Se bufarmos devagarinho, significa, então que até podemos assemelhar-nos a um animal espiritual, quase gurus: zen. Isto é: na técnica de bufar frouxamente, podemos esvaziar os pulmões e assim, oxigenar o cérebro e dar tempo para que ele perceba o grande pé-na-jaca que poderíamos estar prestes a pôr – como se a jaca pudesse metaforizar qualquer demonstração do ridículo, ou, simplesmente, da ténue fronteira que nos leva ao constrangimento. Fora os truques baratos do pleonasmo (paciência-precisa-de-paciência), explicamos.
Seis da tarde, praça da sé, São Paulo. Ainda lá não estive, porque ando com o mundo na cabeça, que se resume a uma sala com vista para a Av. Sumaré, motas a acelerar às quatro da manhã, autocarros com travões chiantes, enguiçados, e outras esquizofrenias a que a urbanidade obriga – ou é tudo apenas um crasso defeito de profissão. Mas há profissões mais felizes, aparentemente.
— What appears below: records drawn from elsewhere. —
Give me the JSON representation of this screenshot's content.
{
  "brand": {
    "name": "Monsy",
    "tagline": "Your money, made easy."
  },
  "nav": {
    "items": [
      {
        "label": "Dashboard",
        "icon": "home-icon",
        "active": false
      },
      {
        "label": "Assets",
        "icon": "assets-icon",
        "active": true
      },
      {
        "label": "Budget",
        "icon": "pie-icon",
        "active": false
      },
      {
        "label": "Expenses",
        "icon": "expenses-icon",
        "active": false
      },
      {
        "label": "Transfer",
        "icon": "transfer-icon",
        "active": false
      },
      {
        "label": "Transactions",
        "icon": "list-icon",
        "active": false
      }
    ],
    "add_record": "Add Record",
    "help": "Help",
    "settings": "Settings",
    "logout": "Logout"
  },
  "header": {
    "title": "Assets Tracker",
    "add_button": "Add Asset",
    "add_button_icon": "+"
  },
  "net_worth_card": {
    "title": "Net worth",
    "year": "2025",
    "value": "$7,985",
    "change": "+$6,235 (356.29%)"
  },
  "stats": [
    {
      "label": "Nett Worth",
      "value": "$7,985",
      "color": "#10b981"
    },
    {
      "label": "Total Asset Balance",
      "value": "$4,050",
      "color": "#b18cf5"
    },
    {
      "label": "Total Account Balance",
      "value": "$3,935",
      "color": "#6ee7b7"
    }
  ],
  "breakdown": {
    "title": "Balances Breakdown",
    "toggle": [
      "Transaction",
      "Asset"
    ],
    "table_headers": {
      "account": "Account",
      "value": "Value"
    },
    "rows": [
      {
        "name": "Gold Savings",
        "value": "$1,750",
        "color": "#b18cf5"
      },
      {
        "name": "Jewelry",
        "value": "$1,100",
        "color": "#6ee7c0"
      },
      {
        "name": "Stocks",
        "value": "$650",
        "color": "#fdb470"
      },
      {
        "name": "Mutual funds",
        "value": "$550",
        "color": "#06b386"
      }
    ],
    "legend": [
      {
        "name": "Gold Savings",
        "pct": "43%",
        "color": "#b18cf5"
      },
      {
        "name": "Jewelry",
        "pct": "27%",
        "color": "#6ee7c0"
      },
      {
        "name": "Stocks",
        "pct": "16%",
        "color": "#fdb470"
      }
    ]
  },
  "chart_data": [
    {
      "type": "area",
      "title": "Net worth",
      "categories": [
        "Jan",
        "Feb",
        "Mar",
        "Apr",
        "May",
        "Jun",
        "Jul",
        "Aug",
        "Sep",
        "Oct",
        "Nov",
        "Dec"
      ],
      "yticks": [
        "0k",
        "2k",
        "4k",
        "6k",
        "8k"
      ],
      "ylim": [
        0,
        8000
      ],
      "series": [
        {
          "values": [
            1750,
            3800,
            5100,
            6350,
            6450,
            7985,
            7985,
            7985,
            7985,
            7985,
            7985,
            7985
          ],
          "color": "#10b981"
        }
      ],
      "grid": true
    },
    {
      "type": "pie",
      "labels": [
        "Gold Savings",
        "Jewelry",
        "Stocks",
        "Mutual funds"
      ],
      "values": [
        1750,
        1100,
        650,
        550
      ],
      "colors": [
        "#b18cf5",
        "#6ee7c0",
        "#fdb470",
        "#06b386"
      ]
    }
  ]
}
Nessa mesma praça, recordo, estava um orador eloquente – qual Lula em convenção partidária – a falar sozinho.
De microfone na mão (acto performático), gesticulava, violentamente, controlando a respiração sem perder as estribeiras. Não bufava, nunca. O nirvana não morava nele, no entanto, o fôlego, à partida, descontrolado pelo verbo inflamado, reforço:loquaz, tem um pacto qualquer com aquele microfone direccional. Brada, propala, percebe-se, com inspira-expira cadenciado, a palavra do “senhor” (olhei em volta e não o encontrei) contra o diabo (o das estribeiras, talvez); e rematava que ainda havia tempo para a salvação (eu acho que não queria ser salva).
Todos os que passavam ignoravam o pobre homem que deve fazer daquilo uma profissão à séria, e seguiam, acelerados, com outra respiração. Se isto não é um exercício de paciência (ignoram-me, mas continuo bradando), não sei o que será. Lembro-me que, perto dele, dessa vez que o vi, estava um adepto dessas tais técnicas orientais (oooommmmmm), inamovível e inquebrantável perante o ruído da ambulância de sirene disparada, motas, carros, sinos a dobrar pela morte de alguém, e mais a amplificação das sonoridades que pode ter uma urbanidade a borbulhar de gente.
Mas mais impressionante, (se a paciência o trouxe até este período do post, certamente bufou, devagarinho) foi o homem da mala. Esse é o cara. Chegou calado. Tirou o casaco. Abriu a mala. Fingiu tirar de lá alguma coisa e pôs toda a gente que passava magnetizada nele: nos gestos leves, pairando, exagerados, como se os aumentasse à realidade da caricatura dos movimentos. Burlesco, quase. E fez tudo isso com o silêncio. O pobre homem arrebatado de microfone terá, então, perdido a paciência e deu um quase-bufo. Quase, porque o verdadeiro viria depois. O microfone traiu-o. Bufou. Começou a bufar cada vez mais acelerado. A população aproximava-se, mais e mais, do homem da mala, que continuava sem ter nada dentro dela. Parece que gostamos que nos enganem com o nada, fingindo.
Ele bufou. Bufou, enraivecido. Gritou “Diabo”, pude ouvi-lo. “Diabo”, vociferou, novamente. Mesmo assim, ninguém o olhava, ninguém com ele se incomodava, como se não existisse. E esse, asseguro, é o melhor exercício de paciência e contenção que pode existir.